QUI ne se rappelle pas le film Midnight Express qui relate le calvaire de William Hayes, un jeune touriste Américain en Turquie qui, en 1970, avait tenté de rentrer aux USA avec deux kilogrammes de haschisch à bord d’un avion quand il fut découvert, arrêté et condamné à 30 ans de prison ? Ce film, sorti en 1978, avait donné une image terrible de la Turquie et de la sauvagerie de l’univers carcéral turc. La manière dont la Turquie liquidait les affaires liées à la drogue et l’excessivité des verdicts dans de banales affaires de consommation de haschisch avaient choqué le monde. L’impact a été rapidement ressenti par la Turquie au niveau du tourisme et des investissements étrangers. Ce qui l’a poussée à engager avec les Etats-Unis et d’autres pays de l’Union européenne un programme d’échange de prisonniers.
Cinquante ans après le scandale judiciaire turc, la Tunisie occupe les manchettes des médias internationaux pour un verdict similaire. Mais cette fois-ci, le jugement a été prononcé non pas pour trafic de chanvre indien, mais pour avoir tout juste fumé un « joint » !
Ce verdict inhumain et insensé hypothèque l’avenir de jeunes Tunisiens qui s’apprêtent à s’engager dans la vie sociale avec plein de rêves. Ils se retrouvent ainsi traumatisés par une punition qui dépasse de loin l’ampleur de leur forfait. Ni les terroristes, ni les braqueurs, ni les violeurs, ni les contrebandiers ou les espions dont les enquêtes avaient établi clairement la culpabilité dans de scabreuses affaires judiciaires ne se sont vu infliger une telle peine.

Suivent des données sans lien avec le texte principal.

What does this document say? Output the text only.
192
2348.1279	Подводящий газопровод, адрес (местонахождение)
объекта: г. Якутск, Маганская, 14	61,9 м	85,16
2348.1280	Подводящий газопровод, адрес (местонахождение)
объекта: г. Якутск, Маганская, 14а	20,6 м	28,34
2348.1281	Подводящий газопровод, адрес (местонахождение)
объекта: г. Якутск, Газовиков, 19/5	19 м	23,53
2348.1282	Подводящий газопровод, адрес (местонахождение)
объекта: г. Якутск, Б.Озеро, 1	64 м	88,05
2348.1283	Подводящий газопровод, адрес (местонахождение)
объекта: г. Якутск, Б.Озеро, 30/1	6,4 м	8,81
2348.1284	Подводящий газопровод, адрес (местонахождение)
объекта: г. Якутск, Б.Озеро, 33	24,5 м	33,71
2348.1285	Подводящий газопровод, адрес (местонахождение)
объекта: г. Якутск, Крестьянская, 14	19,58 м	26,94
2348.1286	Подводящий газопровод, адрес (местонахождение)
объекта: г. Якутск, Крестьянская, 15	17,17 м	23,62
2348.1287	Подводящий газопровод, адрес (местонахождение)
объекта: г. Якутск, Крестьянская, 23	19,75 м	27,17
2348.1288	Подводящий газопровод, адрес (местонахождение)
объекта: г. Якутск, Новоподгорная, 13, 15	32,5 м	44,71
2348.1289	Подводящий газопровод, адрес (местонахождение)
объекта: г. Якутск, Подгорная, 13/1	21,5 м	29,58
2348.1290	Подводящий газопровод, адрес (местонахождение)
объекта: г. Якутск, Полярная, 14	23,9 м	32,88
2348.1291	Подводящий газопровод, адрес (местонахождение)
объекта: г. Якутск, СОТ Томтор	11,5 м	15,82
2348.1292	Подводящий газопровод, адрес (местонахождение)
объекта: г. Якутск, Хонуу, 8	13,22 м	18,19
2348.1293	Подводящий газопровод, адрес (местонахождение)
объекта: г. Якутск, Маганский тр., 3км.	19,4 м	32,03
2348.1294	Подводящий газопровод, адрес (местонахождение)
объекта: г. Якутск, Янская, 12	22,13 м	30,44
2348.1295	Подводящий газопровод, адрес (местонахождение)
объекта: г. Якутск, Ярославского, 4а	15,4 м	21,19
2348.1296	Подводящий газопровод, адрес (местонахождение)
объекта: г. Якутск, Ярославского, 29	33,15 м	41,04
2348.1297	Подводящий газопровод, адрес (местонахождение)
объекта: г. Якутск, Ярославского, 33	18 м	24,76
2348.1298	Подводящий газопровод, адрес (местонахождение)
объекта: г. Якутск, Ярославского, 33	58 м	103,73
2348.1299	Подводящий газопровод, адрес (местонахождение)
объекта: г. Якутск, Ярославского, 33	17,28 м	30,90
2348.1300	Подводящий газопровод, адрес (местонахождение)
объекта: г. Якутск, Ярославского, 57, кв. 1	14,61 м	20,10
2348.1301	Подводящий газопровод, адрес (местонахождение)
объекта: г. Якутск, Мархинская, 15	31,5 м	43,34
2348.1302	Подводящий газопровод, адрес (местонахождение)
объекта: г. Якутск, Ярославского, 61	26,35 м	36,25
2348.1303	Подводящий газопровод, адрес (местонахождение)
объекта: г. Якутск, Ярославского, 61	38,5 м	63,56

De deux choses l’une, soit les magistrats qui ont délibéré dans ces affaires sont des hommes de loi sans cœur, sans conscience et pour une application bête et aveugle des textes de loi, soit ce genre de verdict vise à dissuader les jeunes par « le choc » de la sévérité des lois. Mais quelle que soit l’intention des juges, il y a des jeunes qui croupissent actuellement en prison pour avoir fumé du haschisch dans un vestiaire. Ces jeunes ont peur et sont terrorisés à l’idée de passer trente ans dans une geôle. Si par malheur, l’un d’eux ne supporte pas le supplice du verdict et n’a pas la force d’attendre jusqu’à l’audience en appel et met fin à sa vie, qui en assumera la responsabilité ? Il est temps de déterrer la loi « Béji » pour la dépénalisation de la consommation de haschisch et l’allègement des peines envers les jeunes, présentée par l’opposition et qui a suscité une levée de boucliers de la part des députés. Arrêtons de remonter les jeunes par des lois abusives et inhumaines. Et ne montrons pas un visage monstrueux de notre pays.